Find d to maximize the number of zeros in array c[] created as c[i] = d*a[i] + b[i] in Python

Suppose we have two arrays A and B of n integers, now consider an array C, where the i-th number will be d*A[i] + B[i] and here d is any arbitrary real number. We have to find d such that array C has maximum number of zeros. Also return the number of zeros.

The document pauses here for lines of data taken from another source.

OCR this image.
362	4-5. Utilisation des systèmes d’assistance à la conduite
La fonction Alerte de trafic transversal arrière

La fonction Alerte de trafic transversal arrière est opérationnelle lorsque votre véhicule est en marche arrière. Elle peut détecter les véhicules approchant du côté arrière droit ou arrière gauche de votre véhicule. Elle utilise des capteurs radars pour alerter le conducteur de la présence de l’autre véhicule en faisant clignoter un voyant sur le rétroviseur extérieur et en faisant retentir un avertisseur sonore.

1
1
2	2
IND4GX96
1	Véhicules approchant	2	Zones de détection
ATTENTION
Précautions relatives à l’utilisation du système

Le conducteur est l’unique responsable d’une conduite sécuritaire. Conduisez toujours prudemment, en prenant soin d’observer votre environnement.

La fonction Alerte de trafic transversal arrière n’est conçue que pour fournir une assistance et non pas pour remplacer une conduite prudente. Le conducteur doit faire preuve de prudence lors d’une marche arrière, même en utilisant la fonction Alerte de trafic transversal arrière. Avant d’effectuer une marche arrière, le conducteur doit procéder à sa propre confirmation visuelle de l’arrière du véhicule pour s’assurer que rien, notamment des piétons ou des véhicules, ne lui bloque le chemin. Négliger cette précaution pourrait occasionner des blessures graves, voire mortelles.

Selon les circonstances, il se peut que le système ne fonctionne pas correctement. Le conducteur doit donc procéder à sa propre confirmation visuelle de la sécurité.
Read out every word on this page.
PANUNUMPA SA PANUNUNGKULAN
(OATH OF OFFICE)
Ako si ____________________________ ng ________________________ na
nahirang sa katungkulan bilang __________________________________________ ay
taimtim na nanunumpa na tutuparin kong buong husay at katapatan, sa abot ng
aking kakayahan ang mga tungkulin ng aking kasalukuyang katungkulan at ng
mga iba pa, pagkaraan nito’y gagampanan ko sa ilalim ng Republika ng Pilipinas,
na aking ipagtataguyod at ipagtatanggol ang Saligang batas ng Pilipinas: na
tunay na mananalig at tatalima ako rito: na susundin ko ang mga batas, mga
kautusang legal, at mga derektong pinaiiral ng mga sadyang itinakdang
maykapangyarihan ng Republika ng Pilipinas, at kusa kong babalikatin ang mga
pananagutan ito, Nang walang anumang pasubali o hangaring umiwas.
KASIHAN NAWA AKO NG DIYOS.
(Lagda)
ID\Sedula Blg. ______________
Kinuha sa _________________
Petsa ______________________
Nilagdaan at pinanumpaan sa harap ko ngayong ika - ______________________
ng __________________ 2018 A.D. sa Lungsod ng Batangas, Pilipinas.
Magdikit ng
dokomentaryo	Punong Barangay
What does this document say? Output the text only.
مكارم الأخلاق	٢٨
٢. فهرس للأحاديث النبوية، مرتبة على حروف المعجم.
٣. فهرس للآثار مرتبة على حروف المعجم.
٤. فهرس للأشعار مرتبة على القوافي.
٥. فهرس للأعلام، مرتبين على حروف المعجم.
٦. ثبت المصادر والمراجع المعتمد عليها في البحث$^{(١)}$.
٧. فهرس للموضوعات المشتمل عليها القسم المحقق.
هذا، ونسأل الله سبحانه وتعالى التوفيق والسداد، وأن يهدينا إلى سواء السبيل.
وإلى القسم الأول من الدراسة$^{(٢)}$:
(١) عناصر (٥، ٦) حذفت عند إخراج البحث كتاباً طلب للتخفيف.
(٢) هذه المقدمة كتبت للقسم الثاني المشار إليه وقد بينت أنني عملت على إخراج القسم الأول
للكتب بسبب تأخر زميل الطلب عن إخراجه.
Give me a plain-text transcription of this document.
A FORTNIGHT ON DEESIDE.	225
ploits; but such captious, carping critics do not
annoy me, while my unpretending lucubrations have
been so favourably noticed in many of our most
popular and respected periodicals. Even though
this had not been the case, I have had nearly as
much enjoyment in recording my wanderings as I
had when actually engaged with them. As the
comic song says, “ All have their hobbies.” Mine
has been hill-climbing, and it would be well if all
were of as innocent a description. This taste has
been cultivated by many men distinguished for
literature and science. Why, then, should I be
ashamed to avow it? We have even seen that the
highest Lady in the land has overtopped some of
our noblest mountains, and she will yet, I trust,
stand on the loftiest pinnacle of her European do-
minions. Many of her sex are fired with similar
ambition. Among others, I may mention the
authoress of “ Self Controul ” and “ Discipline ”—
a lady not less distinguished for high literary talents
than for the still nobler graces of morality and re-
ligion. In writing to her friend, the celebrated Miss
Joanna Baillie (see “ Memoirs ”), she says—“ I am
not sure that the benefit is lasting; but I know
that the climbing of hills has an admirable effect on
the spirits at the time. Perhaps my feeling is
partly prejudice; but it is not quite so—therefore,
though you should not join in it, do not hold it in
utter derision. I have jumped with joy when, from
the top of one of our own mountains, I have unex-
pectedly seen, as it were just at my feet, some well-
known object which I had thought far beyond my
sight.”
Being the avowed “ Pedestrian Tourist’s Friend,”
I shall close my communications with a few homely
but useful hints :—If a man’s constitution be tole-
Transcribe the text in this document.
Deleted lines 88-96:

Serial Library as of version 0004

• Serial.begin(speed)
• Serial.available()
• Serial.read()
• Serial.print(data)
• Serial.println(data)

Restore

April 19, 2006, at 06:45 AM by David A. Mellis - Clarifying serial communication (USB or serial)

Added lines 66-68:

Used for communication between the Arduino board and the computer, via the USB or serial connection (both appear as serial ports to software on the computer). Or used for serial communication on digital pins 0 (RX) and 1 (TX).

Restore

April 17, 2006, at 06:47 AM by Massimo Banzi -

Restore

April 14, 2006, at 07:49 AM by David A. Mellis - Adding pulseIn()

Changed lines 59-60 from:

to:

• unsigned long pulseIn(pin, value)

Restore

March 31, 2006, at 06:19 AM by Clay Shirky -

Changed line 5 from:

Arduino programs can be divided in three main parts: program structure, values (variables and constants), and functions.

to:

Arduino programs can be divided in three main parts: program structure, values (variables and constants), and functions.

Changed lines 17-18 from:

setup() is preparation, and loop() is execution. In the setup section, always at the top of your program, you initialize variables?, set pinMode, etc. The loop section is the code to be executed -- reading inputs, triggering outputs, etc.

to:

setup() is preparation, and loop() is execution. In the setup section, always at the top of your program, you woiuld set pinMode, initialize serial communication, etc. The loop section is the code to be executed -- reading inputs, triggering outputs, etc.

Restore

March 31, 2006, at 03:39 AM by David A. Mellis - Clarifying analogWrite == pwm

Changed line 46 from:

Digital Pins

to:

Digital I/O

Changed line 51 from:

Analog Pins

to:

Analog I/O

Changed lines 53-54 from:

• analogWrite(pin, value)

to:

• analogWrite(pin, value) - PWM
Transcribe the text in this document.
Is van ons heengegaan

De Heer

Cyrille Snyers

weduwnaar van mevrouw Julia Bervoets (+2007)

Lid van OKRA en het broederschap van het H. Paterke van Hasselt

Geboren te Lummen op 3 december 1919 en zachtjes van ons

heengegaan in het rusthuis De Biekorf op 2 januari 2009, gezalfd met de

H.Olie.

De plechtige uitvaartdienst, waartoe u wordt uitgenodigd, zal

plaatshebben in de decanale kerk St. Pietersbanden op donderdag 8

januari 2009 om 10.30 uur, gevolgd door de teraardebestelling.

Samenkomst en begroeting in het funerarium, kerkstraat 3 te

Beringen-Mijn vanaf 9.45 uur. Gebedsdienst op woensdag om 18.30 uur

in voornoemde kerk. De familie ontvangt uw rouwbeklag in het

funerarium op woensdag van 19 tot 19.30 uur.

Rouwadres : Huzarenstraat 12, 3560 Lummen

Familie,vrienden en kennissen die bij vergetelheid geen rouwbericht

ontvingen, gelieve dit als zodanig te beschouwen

So, if the input is like A = [15, 40, 45] and B = [4, 5, 6], then the output will be d = -0.266666, number of zeros will be 1

To solve this, we will follow these steps −

• n := size of A

• my_map := a new map

• count := 0

• for i in range 0 to n, do

  • if B[i] is not same as 0 and A[i] is not same as 0, then

    • val :=(-1.0 * B[i]) / A[i]

    • if val not in my_map, then

      • my_map[val] := 0

    • my_map[val] := my_map[val] + 1

  • otherwise when B[i] is same as 0 and A[i] is same as 0, then

    • count := count + 1

• maximum := 0;

• for each item in my_map, do

  • maximum := maximum of my_map[item], maximum

• for each keys, values in my_map, do

  • if values is same as maximum, then

    • display keys

    • come out from the loop

• display maximum + count

Example (Python)

Let us see the following implementation to get better understanding −

 Live Demo

def find_d_zero(A, B) :
   n = len(A)
   my_map = {}
   count = 0
   for i in range(n) :
      if (B[i] != 0 and A[i] != 0) :
         val = (-1.0 * B[i]) / A[i]
         if val not in my_map :
            my_map[val] = 0
         my_map[val] += 1
      elif (B[i] == 0 and A[i] == 0) :
      count += 1
   maximum = 0;
   for item in my_map :
      maximum = max(my_map[item], maximum)
   for keys, values in my_map.items() :
      if (values == maximum) :
         print("d = ", keys)
         break
   print("Number of 0s: ", maximum + count)
a = [15, 40, 45]
b = [4, 5, 6]
find_d_zero(a, b)

Input

[15, 40, 45], [4,5,6]

Output

d = -0.26666666666666666
Number of 0s: 1